Dr Satendra Singh, coordinator of the enabling unit at University College of Medical Sciences (UCMS), says a leading private hospital in the city he visited recently appeared to be totally accessible till he went to its ICU lobby and auditorium, which had just stairs and no ramps.
“I lodged a complaint and the hospital authorities were quick to look into the matter and conduct an access audit there. But such a response is unthinkable from a government hospital,” says Singh, who suffers from a disability.
In fact, not just the multi-speciality hospitals, even basic facilities like pathology labs are inaccessible.
“Have you ever seen a pathology lab with ramps? Most of them are located in the basement or on an elevated platform. In either case, there are only stairs available,” says Agarwal. This discourages the disabled from approaching such centres – and they shell out extra money to have the tests done at home and the reports delivered.
The medical equipment is not designed keeping the disabled in mind either. No hospital in Delhi, whether public or private, has a mammography machine which can examine a patient sitting on a wheelchair.
“I called a super-speciality hospital in the city and asked them if their mammography machine is designed for women using wheelchairs. They replied in the negative and said that their staff would lift me and get me examined,” says Abha Khetarpal, founder of Cross the Hurdles, an NGO working for the disabled.
“It is embarrassing for us. We have our dignity,” she adds.
Even machines as basic as a weighing machine are not designed for the disabled.
“Barring the Indian Spinal Injuries Centre, no other hospital in Delhi has a weighing
machine that can be used by a person on wheelchair. This means a disabled person can never check their weight,” says Agarwal.
Even the dentist's chairs are not designed to suit people with disabilities, she says.
Khetarpal says it takes very little effort to install hydraulic chairs which can be adjusted.
“A little bit of empathy could make life so much easier for us and make us feel normal.”
Further highlighting the attitudinal barriers, she says doctors in the city do not even recommend the papanicolaou test for cervical cancer for women with disabilities. “Disabled females are seen as asexual creatures.”
Even education institutes are not barrier-free for the disabled. Dr Satendra Singh says inaccessible libraries, lecture halls and hospital campuses dissuade people with disabilities from taking admission in medical colleges despite the three per cent reservations for them.
Singh was relentless in his pursuit for accessible facilities for the disabled in medical institutions and hospitals. He advocated this to the Central government's Chief Commissioner for Persons with Disabilities.

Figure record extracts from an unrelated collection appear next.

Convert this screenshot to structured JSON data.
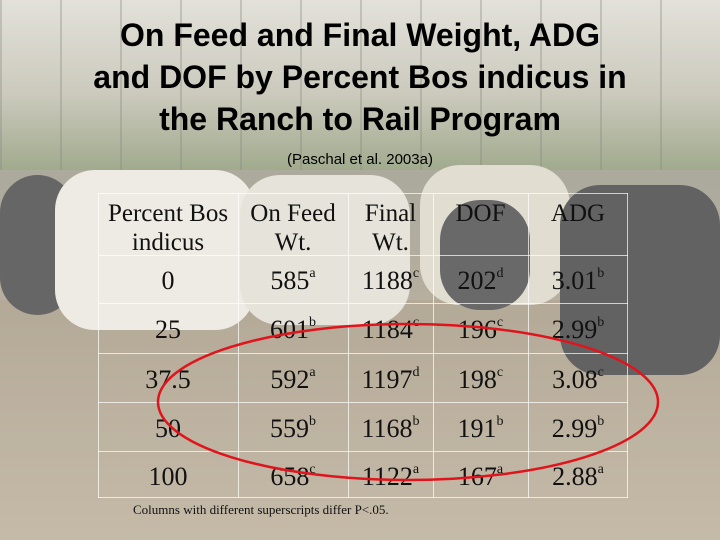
{
  "title_lines": [
    "On Feed and Final Weight, ADG",
    "and DOF by Percent Bos indicus in",
    "the Ranch to Rail Program"
  ],
  "subtitle": "(Paschal et al. 2003a)",
  "table": {
    "headers": [
      [
        "Percent Bos",
        "indicus"
      ],
      [
        "On Feed",
        "Wt."
      ],
      [
        "Final",
        "Wt."
      ],
      [
        "DOF",
        ""
      ],
      [
        "ADG",
        ""
      ]
    ],
    "rows": [
      [
        [
          "0",
          ""
        ],
        [
          "585",
          "a"
        ],
        [
          "1188",
          "c"
        ],
        [
          "202",
          "d"
        ],
        [
          "3.01",
          "b"
        ]
      ],
      [
        [
          "25",
          ""
        ],
        [
          "601",
          "b"
        ],
        [
          "1184",
          "c"
        ],
        [
          "196",
          "c"
        ],
        [
          "2.99",
          "b"
        ]
      ],
      [
        [
          "37.5",
          ""
        ],
        [
          "592",
          "a"
        ],
        [
          "1197",
          "d"
        ],
        [
          "198",
          "c"
        ],
        [
          "3.08",
          "c"
        ]
      ],
      [
        [
          "50",
          ""
        ],
        [
          "559",
          "b"
        ],
        [
          "1168",
          "b"
        ],
        [
          "191",
          "b"
        ],
        [
          "2.99",
          "b"
        ]
      ],
      [
        [
          "100",
          ""
        ],
        [
          "658",
          "c"
        ],
        [
          "1122",
          "a"
        ],
        [
          "167",
          "a"
        ],
        [
          "2.88",
          "a"
        ]
      ]
    ]
  },
  "footnote": "Columns with different superscripts differ P<.05.",
  "colors": {
    "ellipse": "#e0141c",
    "grid": "#ffffff"
  }
}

The chief commissioner in turn sent reminders to the Medical Council of India (MCI) which dashed off letters to all medical colleges to submit compliance reports on this.
“It came as little success because though the MCI found the issue important, it did not make it mandatory for the institutes to provide accessible facilities for the disabled. Unless it is made compulsory, we are not going to see much change,” says Singh.

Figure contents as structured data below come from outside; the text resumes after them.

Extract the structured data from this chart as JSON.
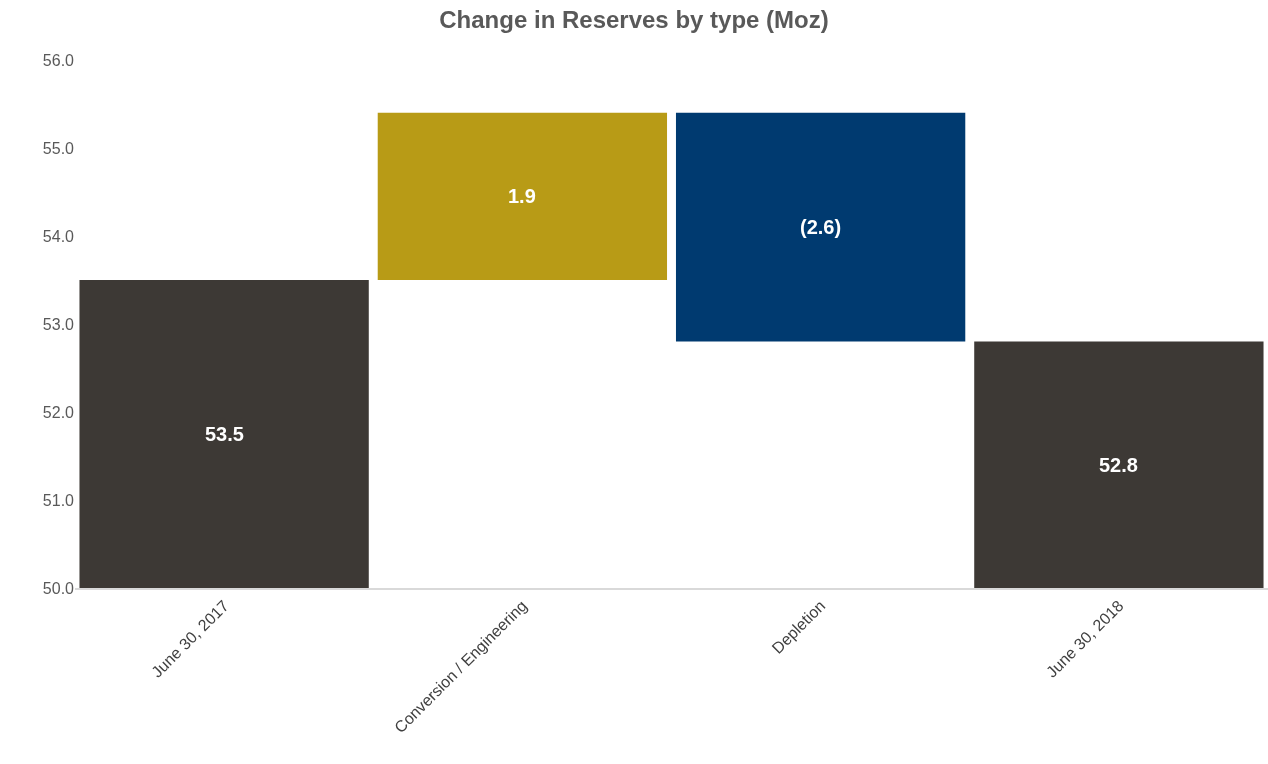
{
  "chart_data": {
    "type": "bar",
    "title": "Change in Reserves by type (Moz)",
    "categories": [
      "June 30, 2017",
      "Conversion / Engineering",
      "Depletion",
      "June 30, 2018"
    ],
    "values": [
      53.5,
      1.9,
      -2.6,
      52.8
    ],
    "base": [
      null,
      53.5,
      55.4,
      null
    ],
    "colors": [
      "#3d3935",
      "#b89b16",
      "#003a70",
      "#3d3935"
    ],
    "value_labels": [
      "53.5",
      "1.9",
      "(2.6)",
      "52.8"
    ],
    "ylim": [
      50,
      56
    ],
    "yticks": [
      {
        "value": 50,
        "label": "50.0"
      },
      {
        "value": 51,
        "label": "51.0"
      },
      {
        "value": 52,
        "label": "52.0"
      },
      {
        "value": 53,
        "label": "53.0"
      },
      {
        "value": 54,
        "label": "54.0"
      },
      {
        "value": 55,
        "label": "55.0"
      },
      {
        "value": 56,
        "label": "56.0"
      }
    ]
  }
}
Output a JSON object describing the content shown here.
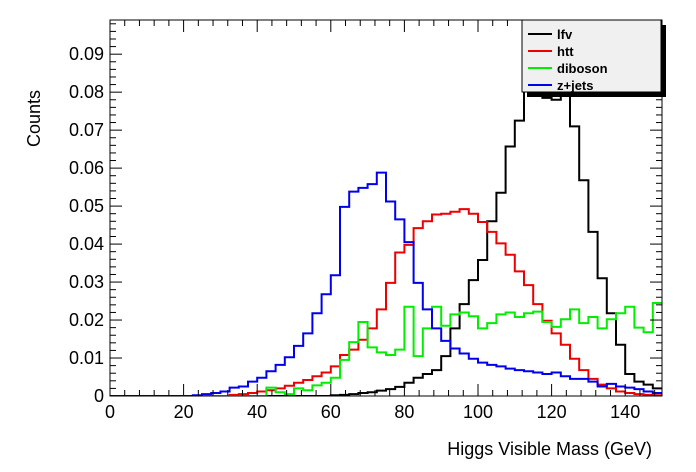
{
  "chart_data": {
    "type": "histogram",
    "xlabel": "Higgs Visible Mass (GeV)",
    "ylabel": "Counts",
    "xlim": [
      0,
      150
    ],
    "ylim": [
      0,
      0.099
    ],
    "bin_width": 2.5,
    "bin_start": 0,
    "grid": false,
    "legend_position": "top-right",
    "x_ticks": [
      "0",
      "20",
      "40",
      "60",
      "80",
      "100",
      "120",
      "140"
    ],
    "y_ticks": [
      "0",
      "0.01",
      "0.02",
      "0.03",
      "0.04",
      "0.05",
      "0.06",
      "0.07",
      "0.08",
      "0.09"
    ],
    "series": [
      {
        "name": "lfv",
        "color": "#000000",
        "values": [
          0,
          0,
          0,
          0,
          0,
          0,
          0,
          0,
          0,
          0,
          0,
          0,
          0,
          0,
          0,
          0,
          0,
          0,
          0,
          0,
          0,
          0,
          0,
          0,
          0.0002,
          0.0003,
          0.0005,
          0.0008,
          0.001,
          0.0014,
          0.0018,
          0.0024,
          0.0035,
          0.0048,
          0.0058,
          0.0068,
          0.0105,
          0.0178,
          0.0242,
          0.0305,
          0.0358,
          0.046,
          0.0535,
          0.0657,
          0.0725,
          0.0835,
          0.0962,
          0.0785,
          0.078,
          0.0882,
          0.071,
          0.0568,
          0.0432,
          0.031,
          0.0218,
          0.0135,
          0.0058,
          0.0038,
          0.003,
          0.002
        ]
      },
      {
        "name": "htt",
        "color": "#ee0000",
        "values": [
          0,
          0,
          0,
          0,
          0,
          0,
          0,
          0,
          0,
          0,
          0,
          0,
          0,
          0.0003,
          0.0005,
          0.0008,
          0.0012,
          0.0015,
          0.002,
          0.0027,
          0.0035,
          0.0042,
          0.0052,
          0.0062,
          0.0078,
          0.0108,
          0.0122,
          0.0148,
          0.0178,
          0.0228,
          0.0298,
          0.0378,
          0.0398,
          0.0442,
          0.046,
          0.0478,
          0.048,
          0.0485,
          0.0492,
          0.048,
          0.0458,
          0.0432,
          0.0402,
          0.0372,
          0.0328,
          0.0292,
          0.0242,
          0.0198,
          0.0165,
          0.0135,
          0.0098,
          0.0068,
          0.0045,
          0.003,
          0.002,
          0.0012,
          0.0008,
          0.0005,
          0.0003,
          0.0002
        ]
      },
      {
        "name": "diboson",
        "color": "#00ee00",
        "values": [
          0,
          0,
          0,
          0,
          0,
          0,
          0,
          0,
          0,
          0,
          0,
          0,
          0,
          0,
          0,
          0,
          0,
          0.0022,
          0.001,
          0.0005,
          0.002,
          0.0015,
          0.0028,
          0.0035,
          0.0048,
          0.0095,
          0.0142,
          0.0195,
          0.0128,
          0.0115,
          0.0108,
          0.0122,
          0.0235,
          0.0105,
          0.0178,
          0.0235,
          0.0185,
          0.0215,
          0.022,
          0.021,
          0.0178,
          0.0192,
          0.0215,
          0.022,
          0.0208,
          0.0218,
          0.0222,
          0.0195,
          0.0182,
          0.0202,
          0.0228,
          0.0192,
          0.0208,
          0.0178,
          0.0202,
          0.0218,
          0.0235,
          0.018,
          0.0168,
          0.0245
        ]
      },
      {
        "name": "z+jets",
        "color": "#0000ee",
        "values": [
          0,
          0,
          0,
          0,
          0,
          0,
          0,
          0,
          0,
          0.0002,
          0.0005,
          0.0008,
          0.0012,
          0.0022,
          0.0025,
          0.0038,
          0.0048,
          0.0065,
          0.0082,
          0.0102,
          0.0132,
          0.0165,
          0.0218,
          0.0268,
          0.0318,
          0.0498,
          0.0538,
          0.0548,
          0.0558,
          0.0588,
          0.0512,
          0.0465,
          0.0405,
          0.0298,
          0.0228,
          0.0178,
          0.0145,
          0.0125,
          0.0112,
          0.0098,
          0.0088,
          0.0082,
          0.0078,
          0.0072,
          0.0068,
          0.0065,
          0.0062,
          0.0058,
          0.0062,
          0.0052,
          0.0045,
          0.0045,
          0.0038,
          0.0025,
          0.0032,
          0.0025,
          0.0022,
          0.0018,
          0.0012,
          0.0008
        ]
      }
    ]
  }
}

Since the government provides financial assistance under Scheme for Implementation of Persons with Disabilities Act, there should be no excuse for government medical colleges not to make their campus barrier-free, he adds.
Despite the scheme offering up to Rs 50,000 to every institute for accessible buildings and up to Rs 15 lakh for making their websites accessible for the visually challenged and the hearing-impaired, not too many medical institutes have applied for it for over a year.
“This has also happened because people with disabilities themselves have not raised their voice and do not know about the prevailing schemes which they can benefit from,” says Singh.
The absence of many people with disabilities in access audit teams too is hampering the creation of an accessible environment. Agarwal says only a person with disability will know what is lacking in hospital buildings. Nothing less than proper representation on them of the disabled people will help improve the situation.